NoSQL: If Only It Was That Easy – this post lists out a lot of the more popular NoSQL technologies, and how (the blogger in his estimation thinks) they scale, in comparison with RDBMS (well, in comparison with MySQL, which is a toy… ZING!!!!!>). What I really like about it is that it is based on real-world research done with an eye towards producing a real-world solution for a real-world project.

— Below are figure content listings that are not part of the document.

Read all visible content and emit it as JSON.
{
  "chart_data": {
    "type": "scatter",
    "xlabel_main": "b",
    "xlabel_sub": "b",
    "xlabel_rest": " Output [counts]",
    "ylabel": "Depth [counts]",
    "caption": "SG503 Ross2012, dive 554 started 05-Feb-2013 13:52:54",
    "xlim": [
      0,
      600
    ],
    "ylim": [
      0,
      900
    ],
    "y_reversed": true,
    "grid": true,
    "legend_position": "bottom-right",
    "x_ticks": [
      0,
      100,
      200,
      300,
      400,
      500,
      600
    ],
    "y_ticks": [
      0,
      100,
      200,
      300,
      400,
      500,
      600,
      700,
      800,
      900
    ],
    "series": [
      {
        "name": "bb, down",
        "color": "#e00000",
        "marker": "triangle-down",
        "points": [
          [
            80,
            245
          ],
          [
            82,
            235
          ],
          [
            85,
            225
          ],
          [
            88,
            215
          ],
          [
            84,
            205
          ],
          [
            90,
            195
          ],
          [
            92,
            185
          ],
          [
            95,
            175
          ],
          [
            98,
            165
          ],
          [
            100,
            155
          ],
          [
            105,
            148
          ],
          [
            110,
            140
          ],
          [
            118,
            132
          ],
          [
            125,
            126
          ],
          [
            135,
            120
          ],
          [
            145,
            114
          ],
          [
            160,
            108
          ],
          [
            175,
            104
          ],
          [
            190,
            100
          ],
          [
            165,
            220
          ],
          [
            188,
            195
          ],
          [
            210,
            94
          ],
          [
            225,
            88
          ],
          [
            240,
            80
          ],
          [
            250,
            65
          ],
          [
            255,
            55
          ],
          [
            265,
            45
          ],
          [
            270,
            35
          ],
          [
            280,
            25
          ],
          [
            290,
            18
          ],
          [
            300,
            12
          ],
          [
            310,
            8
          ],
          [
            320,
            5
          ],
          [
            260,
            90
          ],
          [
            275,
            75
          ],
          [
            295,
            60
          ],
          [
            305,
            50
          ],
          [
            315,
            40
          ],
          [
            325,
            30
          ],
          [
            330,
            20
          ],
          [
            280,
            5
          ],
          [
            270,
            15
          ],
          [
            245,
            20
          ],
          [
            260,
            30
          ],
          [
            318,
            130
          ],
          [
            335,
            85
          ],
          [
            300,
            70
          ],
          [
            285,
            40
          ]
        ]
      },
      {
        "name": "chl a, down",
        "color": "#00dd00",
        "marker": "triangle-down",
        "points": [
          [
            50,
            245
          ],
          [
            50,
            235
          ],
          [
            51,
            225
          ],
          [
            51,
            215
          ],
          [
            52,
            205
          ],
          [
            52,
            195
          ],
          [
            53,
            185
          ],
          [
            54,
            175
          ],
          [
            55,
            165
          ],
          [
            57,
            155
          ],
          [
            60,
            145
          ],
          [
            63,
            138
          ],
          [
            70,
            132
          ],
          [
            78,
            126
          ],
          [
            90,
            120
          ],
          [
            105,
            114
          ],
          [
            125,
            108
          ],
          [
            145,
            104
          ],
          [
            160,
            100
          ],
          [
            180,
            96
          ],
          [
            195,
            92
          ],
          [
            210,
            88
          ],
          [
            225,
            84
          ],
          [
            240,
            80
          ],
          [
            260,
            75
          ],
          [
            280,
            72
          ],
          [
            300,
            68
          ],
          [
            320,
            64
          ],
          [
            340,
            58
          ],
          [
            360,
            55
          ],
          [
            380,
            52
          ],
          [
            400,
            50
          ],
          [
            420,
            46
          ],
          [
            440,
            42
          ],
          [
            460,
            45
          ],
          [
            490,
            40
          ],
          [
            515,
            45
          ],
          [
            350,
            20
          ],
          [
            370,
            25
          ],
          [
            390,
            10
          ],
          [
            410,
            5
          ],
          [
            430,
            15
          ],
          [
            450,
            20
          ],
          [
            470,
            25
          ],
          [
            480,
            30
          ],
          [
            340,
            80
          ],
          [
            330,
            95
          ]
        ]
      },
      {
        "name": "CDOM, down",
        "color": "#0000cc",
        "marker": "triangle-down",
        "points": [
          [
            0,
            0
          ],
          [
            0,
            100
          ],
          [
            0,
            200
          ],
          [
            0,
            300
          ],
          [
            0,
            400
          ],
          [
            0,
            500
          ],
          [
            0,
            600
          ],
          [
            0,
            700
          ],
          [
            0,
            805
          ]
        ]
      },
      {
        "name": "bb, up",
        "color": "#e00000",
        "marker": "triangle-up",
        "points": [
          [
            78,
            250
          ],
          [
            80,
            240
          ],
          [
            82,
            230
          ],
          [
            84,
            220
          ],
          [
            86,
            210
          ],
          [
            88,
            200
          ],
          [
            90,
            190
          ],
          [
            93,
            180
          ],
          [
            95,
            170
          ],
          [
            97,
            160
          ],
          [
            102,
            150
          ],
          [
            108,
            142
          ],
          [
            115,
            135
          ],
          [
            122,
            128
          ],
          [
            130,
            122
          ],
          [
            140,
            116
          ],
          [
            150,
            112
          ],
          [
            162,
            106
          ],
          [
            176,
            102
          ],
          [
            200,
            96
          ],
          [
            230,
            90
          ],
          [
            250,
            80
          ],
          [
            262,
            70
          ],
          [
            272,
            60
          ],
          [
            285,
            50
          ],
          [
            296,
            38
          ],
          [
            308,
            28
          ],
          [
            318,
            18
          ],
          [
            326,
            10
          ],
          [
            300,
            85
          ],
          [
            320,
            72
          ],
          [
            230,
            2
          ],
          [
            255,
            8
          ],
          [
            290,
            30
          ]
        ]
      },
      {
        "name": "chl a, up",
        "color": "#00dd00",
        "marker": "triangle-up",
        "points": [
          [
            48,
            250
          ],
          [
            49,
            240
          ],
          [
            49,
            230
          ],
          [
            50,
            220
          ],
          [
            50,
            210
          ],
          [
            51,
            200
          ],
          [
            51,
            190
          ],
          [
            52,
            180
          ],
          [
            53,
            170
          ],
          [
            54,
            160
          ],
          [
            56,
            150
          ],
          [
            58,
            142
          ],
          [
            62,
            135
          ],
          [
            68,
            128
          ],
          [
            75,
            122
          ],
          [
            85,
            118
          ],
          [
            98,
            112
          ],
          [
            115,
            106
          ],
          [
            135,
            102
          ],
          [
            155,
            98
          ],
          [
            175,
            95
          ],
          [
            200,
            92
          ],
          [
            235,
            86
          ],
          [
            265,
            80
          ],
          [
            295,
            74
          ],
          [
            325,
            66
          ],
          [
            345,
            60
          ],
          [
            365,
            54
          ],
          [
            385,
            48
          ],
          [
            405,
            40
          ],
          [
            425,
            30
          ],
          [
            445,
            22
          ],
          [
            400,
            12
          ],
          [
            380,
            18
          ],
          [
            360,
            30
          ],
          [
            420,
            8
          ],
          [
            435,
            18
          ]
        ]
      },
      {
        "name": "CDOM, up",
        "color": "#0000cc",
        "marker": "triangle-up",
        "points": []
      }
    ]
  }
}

NoSQL Déjà Vu – the blogger talks about his previous experience with working with object databases, and how he thinks it relates to the current NoSQL movement. A lot of what he talks about relates to ‘political’ issues, which are things as a developer you don’t really want to think about, but eventually have to. I’ve never had to deal with a dick DBA (other than myself, obviously), and so don’t normally think about those sorts of issues when thinking about how to implement technical solutions, but they are important. I like this point:
“The geeky programmer in me (that loved working on that CRM project) is rooting for NoSQL databases. The recovering DBA in me cringes at the thought of battling data corruption with inferior, unfamiliar tools.”
I feel the same way.
In the end, there are some things that become clear.
NoSQL is proven technology, especially when it comes to the ‘insanely scalable’ systems of companies like Amazon and Google and Facebook and….etc. etc. etc. Theoretical arguments are fine and dandy, but the stuff works.
When it comes to ad hoc querying and tooling support, NoSQL (in general) seems to lag behind what you can do with any common RDBMS. In certain instances, this is a show-stopper, but as time moves on, I think this will be rectified. Why? Because the need for ad hoc querying and tooling support is a business requirement, not just a ‘nice to have’, and so the market will produce what is needed.
I just hope it happens sooner rather than later, especially since I’d rather not have to deal with the growing pains myself. I expect that in the meantime, I’ll have to suffer through those pains. And it’s just weird to get rid of things like lookup tables and normalization and the like.
Be sure to read the comments on all of these posts, as there is great information there as well.